In a conversation with Timothy B. Schmit for an advance story on his solo show May 11 at Havana in New Hope, Pennsylvania, we talked about what it was like to play in different-sized venues.
Schmit, the bassist for Poco and more famously, the Eagles, said he likes playing in all sizes of venues, big and small. But he did point to the obvious difference of the intimacy of a smaller venue as compared to a stadium concert.
“It’s almost easier in some ways to play for thousands and thousands of people than it is to play at a smaller place,” said Schmit. “When I play my show in these smaller places . . . it’s almost like you’re in someone’s living room. It can be a little intimidating. Sometimes people are sitting right at my feet. They’re very close.”
Well, now I know firsthand what’s he talking about. For the Havana show, I got to sit right at the feet of Timothy B. Schmit. Literally. Right in the front row in a seat reserved for media. And no surprise here, it was indeed like being in someone’s living room. If I was any closer I would have been in the band.
It’s only the second time I’ve ever had the opportunity to sit in the front row of a show. The first was many years ago at the Keswick Theatre in Glenside, Pennsylvania, at an oldies show that featured Jay Siegel’s Tokens. The Tokens were a doo-wop vocal group that had the chart-topping hit “The Lion Sleeps Tonight” in 1961.
My seat for that show was in the first row, stage right, directly in front of several large monitors.
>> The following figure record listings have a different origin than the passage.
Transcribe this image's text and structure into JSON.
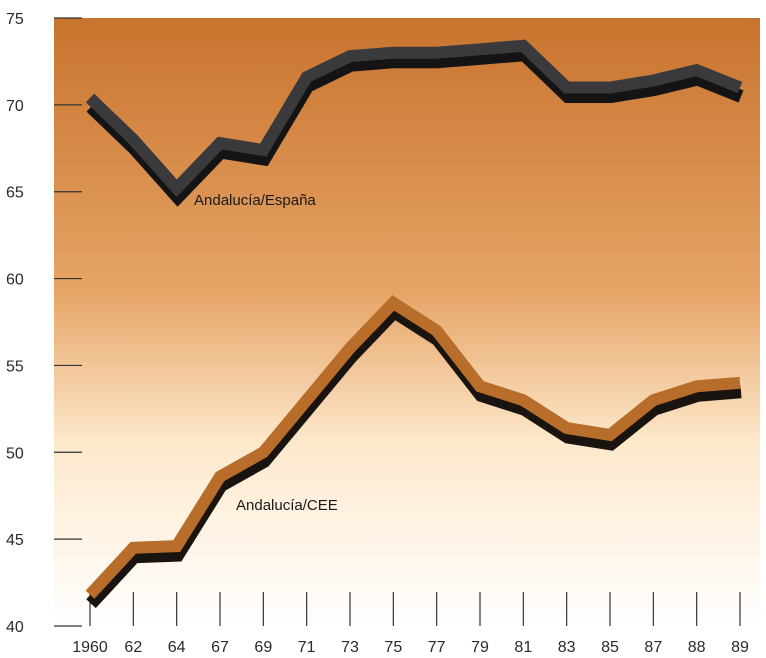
{
  "chart_data": {
    "type": "line",
    "categories": [
      "1960",
      "62",
      "64",
      "67",
      "69",
      "71",
      "73",
      "75",
      "77",
      "79",
      "81",
      "83",
      "85",
      "87",
      "88",
      "89"
    ],
    "series": [
      {
        "name": "Andalucía/España",
        "values": [
          70.4,
          68.0,
          65.2,
          67.8,
          67.4,
          71.6,
          72.8,
          73.0,
          73.0,
          73.2,
          73.4,
          71.0,
          71.0,
          71.4,
          72.0,
          71.0
        ],
        "color": "#3a3a3c",
        "shadow": "#141414"
      },
      {
        "name": "Andalucía/CEE",
        "values": [
          41.8,
          44.5,
          44.6,
          48.6,
          50.0,
          53.0,
          56.0,
          58.6,
          57.0,
          53.8,
          53.0,
          51.4,
          51.0,
          53.0,
          53.8,
          54.0
        ],
        "color": "#b86e2a",
        "shadow": "#1a1410"
      }
    ],
    "ylim": [
      40,
      75
    ],
    "yticks": [
      40,
      45,
      50,
      55,
      60,
      65,
      70,
      75
    ],
    "grid": false,
    "legend": "inline labels",
    "background_gradient": [
      "#c8732e",
      "#e6a466",
      "#fde9cc",
      "#ffffff"
    ]
  }
}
When Siegel went into those high falsetto portions of “The Lion Sleeps Tonight,” he nearly blasted me into the sixth row.
Nothing like that happened at Schmit’s show. But like most shows I attend, there were a few personal “moments,” great little takeaways that make for an enjoyable and memorable concert experience.
One for me happened in the middle of the show, when the band left the stage leaving just Schmit and his acoustic guitar. “I want to do this song for Glenn,” he said, a reference to the late Glenn Frey of the Eagles. “I sang backup on this song.”
Schmit then went into a stripped-down acoustic version of “Peaceful Easy Feeling,” a song written by Jack Tempchin on which Frey sang the lead in the original 1972 Eagles version. The song made it to No. 20 on the U.S. Billboard Easy Listening chart and No. 22 on the U.S. Billboard Hot 100 singles chart. I would have thought it had charted higher.
But people of a certain age know all the words to that song, and with Schmit – whose beautiful voice is still strong – singing lead vocals, the audience at Havana was able to provide a choir of backing vocals. While sing-a-longs can get unruly if the audience drowns out the lead vocalist, this version of “Peaceful Easy Feeling” provided a peaceful easy vibe that made a memorable concert moment for me. We collectively sounded pretty good backing Schmit on that song.
Schmit’s set included some of his solo work, some songs from his time with Poco and a couple of new songs off his latest album, “Leap of Faith,” all of which were very good. His tight band and three female backing vocalists were superb all evening, and I particularly enjoyed the spirited performance of “White Boy From Sacramento” off Schmit’s (who is originally from Sacramento, California) 2009 solo album “Expando.”
But it was the three Eagles songs that stood out for me amid a really strong set list. In addition to “Peaceful Easy Feeling,” Schmit did his two signature Eagles songs, “I Can’t Tell You Why,” which he co-wrote with Frey and Don Henley and on which he sings lead. That song appeared on the band’s 1979 album “The Long Run” and made it to No. 3 on the U.S. Billboard Adult Contemporary chart and No. 8 on the U.S. Billboard Hot 100 singles chart; and the final song of the evening, “Love Will Keep Us Alive,” on which Schmit sings lead.
(An interesting bit of Eagles trivia about “Love Will Keep Us Alive.” It appeared on the 1994 reunion “Hell Freezes Over” album but was never formally released as a single in the U.S. and thus not eligible to appear on the Billboard Hot 100 singles list according to the rules at the time. The song did, however, spend three weeks in the No. 1 spot on the Billboard Adult Contemporary chart in 1995.)
I would be remiss if I didn’t convey my love for Havana. The venue is a cool place to watch a show. Its intimacy is among it’s charms. The Schmit show was a sellout, which packed approximately 300 people to the rafters. The food is always superb as is the service. Dave Maida – national recording talent buyer, promoter and Havana’s manager – and the staff are first-class professionals. You should go there for dinner and a show. New Hope is a hip place to hang.
Timothy B. Schmit might not be able to tell you why. But I can. It was the right show in the right venue on the right night. And it doesn’t get any better than that.